After conducting an extensive grid search using Random Forest Regressor with hyperparameter tuning, the optimal set of hyperparameters for our model was determined to be `{'max_depth': 20, 'min_samples_leaf': 2, 'min_samples_split': 10, 'n_estimators': 300}.` This configuration resulted in a model that exhibited exceptional performance on our dataset.

The evaluation metrics further support the effectiveness of our model. The `Mean Squared Error (MSE)` was found to be approximately `8.45`, indicating that, on average, the squared difference between predicted and actual values was relatively low. Additionally, the `Root Mean Squared Error (RMSE)` was approximately `2.91`, implying that the average magnitude of errors in our predictions was small.

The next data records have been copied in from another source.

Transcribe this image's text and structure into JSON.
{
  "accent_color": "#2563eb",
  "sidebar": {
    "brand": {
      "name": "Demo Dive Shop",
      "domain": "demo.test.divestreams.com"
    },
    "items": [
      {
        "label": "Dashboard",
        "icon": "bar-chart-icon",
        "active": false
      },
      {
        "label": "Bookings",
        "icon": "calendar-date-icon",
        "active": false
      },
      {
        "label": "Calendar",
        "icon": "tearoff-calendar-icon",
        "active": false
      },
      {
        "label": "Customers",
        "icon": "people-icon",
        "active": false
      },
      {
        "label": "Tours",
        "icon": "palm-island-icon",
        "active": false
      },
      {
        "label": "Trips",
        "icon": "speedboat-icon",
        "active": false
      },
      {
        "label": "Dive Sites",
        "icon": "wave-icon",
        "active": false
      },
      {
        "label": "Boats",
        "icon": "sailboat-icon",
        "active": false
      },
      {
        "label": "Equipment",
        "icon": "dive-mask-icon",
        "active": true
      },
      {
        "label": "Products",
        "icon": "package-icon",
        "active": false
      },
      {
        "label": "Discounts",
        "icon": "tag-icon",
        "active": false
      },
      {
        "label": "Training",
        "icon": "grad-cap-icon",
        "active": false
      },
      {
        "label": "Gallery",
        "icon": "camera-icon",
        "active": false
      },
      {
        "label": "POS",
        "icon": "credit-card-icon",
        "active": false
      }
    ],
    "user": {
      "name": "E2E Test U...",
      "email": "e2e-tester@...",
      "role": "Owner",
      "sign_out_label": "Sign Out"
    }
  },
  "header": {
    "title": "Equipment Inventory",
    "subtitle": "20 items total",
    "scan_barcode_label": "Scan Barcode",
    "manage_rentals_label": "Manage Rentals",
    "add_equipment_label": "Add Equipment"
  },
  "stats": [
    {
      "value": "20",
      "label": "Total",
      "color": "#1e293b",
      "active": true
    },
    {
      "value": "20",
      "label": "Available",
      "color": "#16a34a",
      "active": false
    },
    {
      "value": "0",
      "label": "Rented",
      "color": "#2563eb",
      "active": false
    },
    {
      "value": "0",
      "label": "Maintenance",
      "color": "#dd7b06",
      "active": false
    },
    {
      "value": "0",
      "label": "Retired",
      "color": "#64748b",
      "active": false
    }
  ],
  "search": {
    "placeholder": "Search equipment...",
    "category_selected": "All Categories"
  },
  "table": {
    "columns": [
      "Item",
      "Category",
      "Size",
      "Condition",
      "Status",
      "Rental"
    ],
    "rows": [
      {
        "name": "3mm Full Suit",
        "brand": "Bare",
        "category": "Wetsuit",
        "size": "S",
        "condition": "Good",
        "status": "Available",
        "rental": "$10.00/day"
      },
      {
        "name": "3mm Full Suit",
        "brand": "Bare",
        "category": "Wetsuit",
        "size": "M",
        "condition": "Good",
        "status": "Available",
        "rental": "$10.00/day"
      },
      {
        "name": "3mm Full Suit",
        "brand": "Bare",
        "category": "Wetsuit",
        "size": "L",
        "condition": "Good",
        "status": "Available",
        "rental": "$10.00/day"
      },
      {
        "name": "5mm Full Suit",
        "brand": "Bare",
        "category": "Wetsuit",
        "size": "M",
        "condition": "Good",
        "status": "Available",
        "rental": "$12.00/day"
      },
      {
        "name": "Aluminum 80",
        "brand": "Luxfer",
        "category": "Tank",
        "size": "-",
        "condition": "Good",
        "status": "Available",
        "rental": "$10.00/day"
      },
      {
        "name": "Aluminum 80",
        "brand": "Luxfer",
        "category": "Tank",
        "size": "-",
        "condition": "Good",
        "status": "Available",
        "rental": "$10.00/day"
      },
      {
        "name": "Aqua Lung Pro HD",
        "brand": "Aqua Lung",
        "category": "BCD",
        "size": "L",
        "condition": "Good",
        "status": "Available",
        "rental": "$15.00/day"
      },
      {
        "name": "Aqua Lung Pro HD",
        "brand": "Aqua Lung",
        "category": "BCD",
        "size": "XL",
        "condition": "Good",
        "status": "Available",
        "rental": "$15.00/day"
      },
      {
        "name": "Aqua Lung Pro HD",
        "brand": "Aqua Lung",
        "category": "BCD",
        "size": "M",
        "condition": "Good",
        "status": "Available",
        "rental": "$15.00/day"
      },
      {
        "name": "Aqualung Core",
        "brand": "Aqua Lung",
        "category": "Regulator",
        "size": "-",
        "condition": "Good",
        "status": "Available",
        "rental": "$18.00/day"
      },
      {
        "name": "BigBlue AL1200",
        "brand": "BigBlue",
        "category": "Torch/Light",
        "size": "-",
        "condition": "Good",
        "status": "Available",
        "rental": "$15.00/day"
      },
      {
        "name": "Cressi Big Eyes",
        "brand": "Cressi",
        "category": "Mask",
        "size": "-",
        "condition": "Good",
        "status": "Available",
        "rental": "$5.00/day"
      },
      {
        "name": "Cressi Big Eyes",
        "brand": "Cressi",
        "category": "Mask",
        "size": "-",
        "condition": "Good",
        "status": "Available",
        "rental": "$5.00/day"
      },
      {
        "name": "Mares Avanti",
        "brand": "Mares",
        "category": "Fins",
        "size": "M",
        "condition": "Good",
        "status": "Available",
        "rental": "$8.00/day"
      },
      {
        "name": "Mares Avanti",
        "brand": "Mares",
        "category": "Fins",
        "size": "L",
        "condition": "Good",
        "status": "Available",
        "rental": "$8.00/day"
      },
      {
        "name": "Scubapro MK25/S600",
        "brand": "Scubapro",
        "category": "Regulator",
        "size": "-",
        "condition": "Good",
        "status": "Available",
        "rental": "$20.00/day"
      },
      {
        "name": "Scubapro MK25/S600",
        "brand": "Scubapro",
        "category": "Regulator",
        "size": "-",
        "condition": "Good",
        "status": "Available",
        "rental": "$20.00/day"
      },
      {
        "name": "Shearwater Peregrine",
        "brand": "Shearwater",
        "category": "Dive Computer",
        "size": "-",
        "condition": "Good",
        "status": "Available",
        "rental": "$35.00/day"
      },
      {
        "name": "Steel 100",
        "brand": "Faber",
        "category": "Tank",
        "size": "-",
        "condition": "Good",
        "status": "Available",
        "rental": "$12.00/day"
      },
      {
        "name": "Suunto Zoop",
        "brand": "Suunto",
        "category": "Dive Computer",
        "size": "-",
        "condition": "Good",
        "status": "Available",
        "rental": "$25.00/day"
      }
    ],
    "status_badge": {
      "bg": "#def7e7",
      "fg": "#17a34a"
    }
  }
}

Furthermore, the `R-squared` value of approximately `0.99` indicates that our model explains approximately 99% of the variance in the target variable, suggesting an excellent fit to the data.

In summary, the model performed better on the dataset that had `price range encoding`. The optimized **Random Forest Regressor** model demonstrates outstanding predictive performance, achieving low errors and high explanatory power. These results instill confidence in the model's ability to accurately predict house prices in Bengaluru based on the provided features.